B cell cloning produces two types of cells: Antibody-secreting plasma cells (to make secrete antibodies to “target” the primary infection for destruction) and memory cells (long-lived cells that remain in the bloodstream to secrete antibodies if a subsequent infection of the same pathogen occurs, granting your body immunity).
Be able to distinguish between innate and acquired immunity.
Innate immunity means that it is genetic (you are born with that immunity) whilst acquired immunity means that you develop it over time.
Be able to distinguish between passive and active immunity.
Active immunity: The immune system is “challenged” by an antigen (naturally or artificially), responds, and produces memory-cells, leading to long-term immunity (an individual organism produces its own antibodies).
Passive immunity: One organism receives antibodies from another organism/source. This confers SHORT-TERM benefit only (antibodies target antigens and pathogens are destroyed). NO memory cells are produced in the organism who receives the antibodies though (no long-term immunity).
Be able to distinguish between natural and artificial immunity.
Natural immunity: An organism is naturally exposed to an infectious agent.
- If the organism is an infant, they receive maternal antibodies (acquired immunity).
Artificial immunity: An organism is purposefully and (often) medically exposed to an infectious agent to provide immunity against that pathogen.
Know what a vaccine (aka immunization) is and how it works to provide immunity to your body.
Vaccine/immunization is a form of artificial immunity.

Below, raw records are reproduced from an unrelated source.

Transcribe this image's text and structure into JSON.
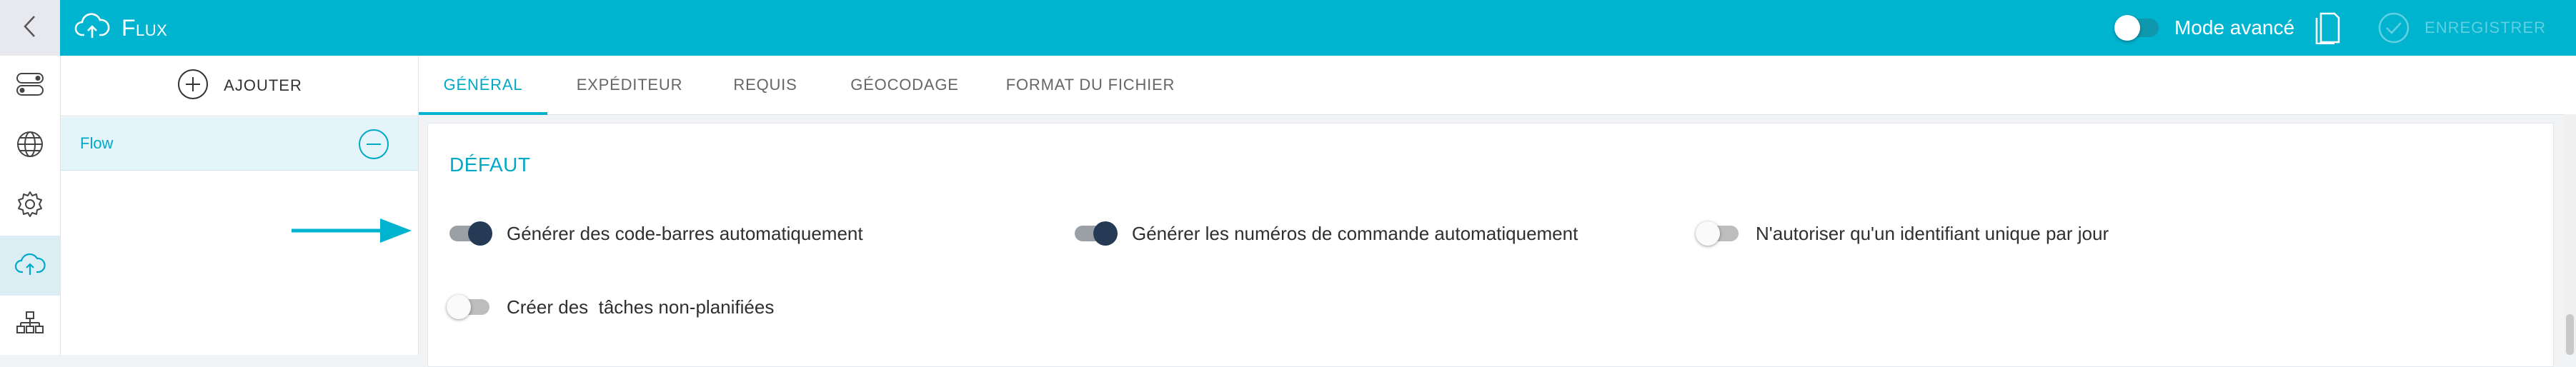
{
  "app": {
    "title": "Flux"
  },
  "toolbar": {
    "mode_label": "Mode avancé",
    "mode_enabled": false,
    "save_label": "ENREGISTRER",
    "document_icon": "document-icon",
    "check_icon": "check-circle-icon"
  },
  "rail": {
    "items": [
      {
        "icon": "toggles-icon",
        "active": false
      },
      {
        "icon": "globe-icon",
        "active": false
      },
      {
        "icon": "gear-icon",
        "active": false
      },
      {
        "icon": "cloud-upload-icon",
        "active": true
      },
      {
        "icon": "hierarchy-icon",
        "active": false
      }
    ]
  },
  "list": {
    "add_label": "AJOUTER",
    "items": [
      {
        "label": "Flow"
      }
    ]
  },
  "tabs": [
    {
      "label": "GÉNÉRAL",
      "active": true
    },
    {
      "label": "EXPÉDITEUR",
      "active": false
    },
    {
      "label": "REQUIS",
      "active": false
    },
    {
      "label": "GÉOCODAGE",
      "active": false
    },
    {
      "label": "FORMAT DU FICHIER",
      "active": false
    }
  ],
  "section": {
    "title": "DÉFAUT",
    "options": [
      {
        "label": "Générer des code-barres automatiquement",
        "enabled": true
      },
      {
        "label": "Générer les numéros de commande automatiquement",
        "enabled": true
      },
      {
        "label": "N'autoriser qu'un identifiant unique par jour",
        "enabled": false
      },
      {
        "label": "Créer des  tâches non-planifiées",
        "enabled": false
      }
    ]
  },
  "colors": {
    "accent": "#00b3cf",
    "toggle_on": "#243a55",
    "arrow": "#00b3cf"
  }
}
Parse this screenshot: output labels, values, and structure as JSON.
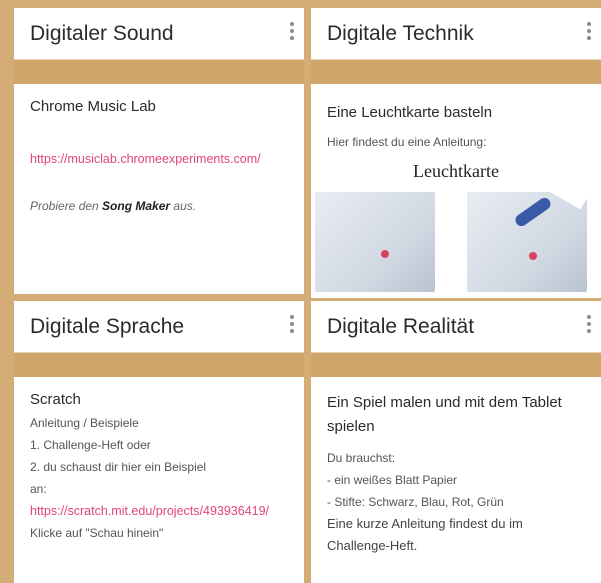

Vaccines contain antigens to trigger immunity but do not cause disease.
They are developed by “weakening” a pathogen and and injecting it (or parts of it) into the body to PURPOSEFULLY TRIGGER A PRIMARY IMMUNE RESPONSE. The body recognizes the weakened pathogen as “non-self” and begins the process of a primary immune response, which will eventually result in memory B cell formation (long-term immunity).
Know what monoclonal antibodies are.
Monoclonal antibodies are all of the same antibodies that are produced that are the EXACT SAME.
How are monoclonal antibodies produced?
A particular antigen is injected into a lab animal (usually a mouse). A primary immune response is allowed to occur in the animal (polyclonal). The animal’s spleen is harvested (via blood cells). Lymphocytes/B cells are identified, isolated, removed, and grown with cancerous cells (myeloma - divide forever).
Some of the B cells (which produce antibodies) fuse with the myelomas as they grow together, forming hybridomas. Individual hybridomas are identified and grown in their own SEPARATE containers. An ELISA (enzyme-linked immunosorbent assay) test is used to identify which hybridoma cultures are producing the ONE desired antibody. The cells in these cultures continue to divide (mitosis) and produce a large amount of the ONE (monoclonal) desired antibody (which can be purified and used to treat or diagnose patients)
What are monoclonal antibodies used for?
Monoclonal antibodies are used to help detect and/or diagnose disease, as HCGs in pregnancy tests, and as treatment for cancerous patients or patients who have been bitten by a venomous or rabid animal.